The yen is approaching the 160 mark again! Will the Japanese authorities intervene again?
The Japanese yen exchange rate has fallen for the seventh consecutive trading day, setting a record for the longest consecutive decline since March. On June 21st, the USD/JPY exchange rate once again approached the critical level of 160.
On Friday (June 21st) morning trading, after two months, the USD/JPY exchange rate briefly broke through the 159 mark, once again approaching the critical level of 160.
As of publication, the USD/JPY exchange rate is reported at 158.69.
It is worth noting that this is the seventh consecutive trading day of decline in the Japanese yen exchange rate, setting a record for the longest consecutive decline since March, once again raising the alarm for the yen.
On April 29th of this year, the USD/JPY fell below the 160 mark during trading, setting a new record for the lowest level since April 1990. In the afternoon of that day, the Japanese yen suddenly seemed to have been boosted, strengthening significantly and quickly narrowing the morning's decline, pulling the yen back to the level of 155. The market is speculating that the Japanese government intervened in the market.
The data released by the Japanese Ministry of Finance at the end of May confirmed the market's speculation. Data shows that the Japanese authorities spent a total of 9.8 trillion yen on currency intervention from April 26 to May 29. This intervention directly exceeds the total amount of funds spent on all intervention actions in Japan in 2022 (9.2 trillion yen).
In less than two months, the Japanese yen has once again approached 160, and the possibility of Japan intervening in the market again is rapidly increasing.

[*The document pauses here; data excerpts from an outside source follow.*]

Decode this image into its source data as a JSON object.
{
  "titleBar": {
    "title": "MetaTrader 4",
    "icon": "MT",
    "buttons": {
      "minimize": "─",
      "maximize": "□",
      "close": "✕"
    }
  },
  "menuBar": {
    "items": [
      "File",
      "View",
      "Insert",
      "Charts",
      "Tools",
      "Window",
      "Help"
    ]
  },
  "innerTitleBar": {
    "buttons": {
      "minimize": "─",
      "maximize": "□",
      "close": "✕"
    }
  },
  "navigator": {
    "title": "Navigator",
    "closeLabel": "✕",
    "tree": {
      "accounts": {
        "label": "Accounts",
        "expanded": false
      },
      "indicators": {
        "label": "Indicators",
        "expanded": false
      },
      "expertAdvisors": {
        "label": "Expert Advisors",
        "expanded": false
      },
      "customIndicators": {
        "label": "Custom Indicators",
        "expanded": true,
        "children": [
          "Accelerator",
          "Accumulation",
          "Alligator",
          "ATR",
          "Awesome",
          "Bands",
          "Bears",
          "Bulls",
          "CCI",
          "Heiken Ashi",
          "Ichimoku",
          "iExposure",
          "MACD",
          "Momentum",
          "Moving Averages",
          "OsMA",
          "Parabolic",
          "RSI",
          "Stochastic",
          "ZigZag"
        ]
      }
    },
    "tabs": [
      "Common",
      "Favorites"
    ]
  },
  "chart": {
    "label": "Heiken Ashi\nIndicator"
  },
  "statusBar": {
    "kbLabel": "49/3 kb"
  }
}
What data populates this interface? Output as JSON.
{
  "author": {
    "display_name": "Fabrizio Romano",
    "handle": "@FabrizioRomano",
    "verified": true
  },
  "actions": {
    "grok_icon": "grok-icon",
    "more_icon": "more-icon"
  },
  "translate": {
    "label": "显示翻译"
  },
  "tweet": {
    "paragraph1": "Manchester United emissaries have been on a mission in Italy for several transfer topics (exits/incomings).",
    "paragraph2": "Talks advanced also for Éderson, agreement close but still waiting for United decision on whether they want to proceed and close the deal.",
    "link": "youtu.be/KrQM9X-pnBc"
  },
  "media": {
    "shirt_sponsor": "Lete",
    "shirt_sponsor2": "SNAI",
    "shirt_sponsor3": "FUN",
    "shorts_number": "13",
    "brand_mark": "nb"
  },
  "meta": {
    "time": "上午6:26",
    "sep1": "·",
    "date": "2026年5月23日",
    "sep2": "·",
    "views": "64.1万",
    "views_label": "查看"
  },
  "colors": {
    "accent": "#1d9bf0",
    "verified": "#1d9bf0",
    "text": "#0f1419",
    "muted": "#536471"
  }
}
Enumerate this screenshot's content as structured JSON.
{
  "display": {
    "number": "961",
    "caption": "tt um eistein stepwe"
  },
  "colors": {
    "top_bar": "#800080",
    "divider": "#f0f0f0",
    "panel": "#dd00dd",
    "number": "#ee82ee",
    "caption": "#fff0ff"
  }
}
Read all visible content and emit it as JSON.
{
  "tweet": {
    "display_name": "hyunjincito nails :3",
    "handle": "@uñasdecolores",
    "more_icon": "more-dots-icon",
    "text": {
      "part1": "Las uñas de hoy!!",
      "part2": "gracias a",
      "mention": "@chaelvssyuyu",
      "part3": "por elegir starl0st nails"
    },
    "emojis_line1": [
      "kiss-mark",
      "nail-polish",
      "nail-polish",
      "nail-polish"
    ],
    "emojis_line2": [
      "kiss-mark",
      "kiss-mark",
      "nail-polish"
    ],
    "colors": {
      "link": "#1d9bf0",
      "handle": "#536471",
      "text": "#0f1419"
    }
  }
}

Masato Kanda, the highest official in Japan's foreign exchange affairs, reiterated on Friday that if the exchange rate fluctuates too much, his position will not change and appropriate measures will be taken. Kanda Masayoshi said, "As long as the exchange rate remains stable and fluctuates according to fundamentals, there is no need to intervene. On the contrary, if there is speculation and excessive volatility in the market, we will take resolute action."
Japanese Foreign Minister Yoshimasa Hayashi also warned yen bears not to lower the yen and stated that authorities will continue to monitor the trend of the exchange rate market. He said at a press conference, "The fluctuation of exchange rates should reflect the fundamentals, which is very important."
As the yen continues to weaken, on Thursday, the US Treasury Department released its semi annual currency report, which mentioned that Japan, along with six other countries, will be included in the foreign exchange monitoring list, and expressed concern about Japan's huge bilateral trade surplus and current account surplus.
Masato Kanda responded on Friday that the report did not indicate that Japan's actions were problematic, and that Japan's intervention in the foreign exchange market does not necessarily mean changing the potential trend of exchange rates.
Japanese Finance Minister Shunichi Suzuki also stated that he does not believe there are any issues with Washington's monetary policy towards Japan. Shunichi Suzuki said at a press conference, "We will closely communicate with the authorities of the United States and other countries based on the consensus of the G7, as excessive and disorderly exchange rate fluctuations may have adverse effects on the economy."
In the past three years, the Japanese yen exchange rate has been steadily declining. Since the beginning of 2021, the exchange rate of the Japanese yen against the US dollar has depreciated by more than one-third. In real terms, the Japanese yen is at least at its lowest level since the 1970s.
The pressure of yen depreciation is mainly due to the huge interest rate gap between the United States and Japan. In this case, investors will sell Japanese yen and buy US dollars to earn interest rate differentials.
At present, the Federal Reserve still does not have a clear path for interest rate cuts, which makes it difficult to see a turning point in the "fundamentals" of the yen's weakness. At present, it is unlikely that market dynamics will change before people's expectations of the US interest rate path change, which will put the yen in a weak position.
Helen Given, a forex trader at Monex Inc., said, "I am increasingly convinced that currency officials in Japan are abandoning the yen. Currently, the yield difference is too large to overcome, and since the United States is only considering a rate cut once this year, there will not be a substantial improvement in the yield difference in the short term."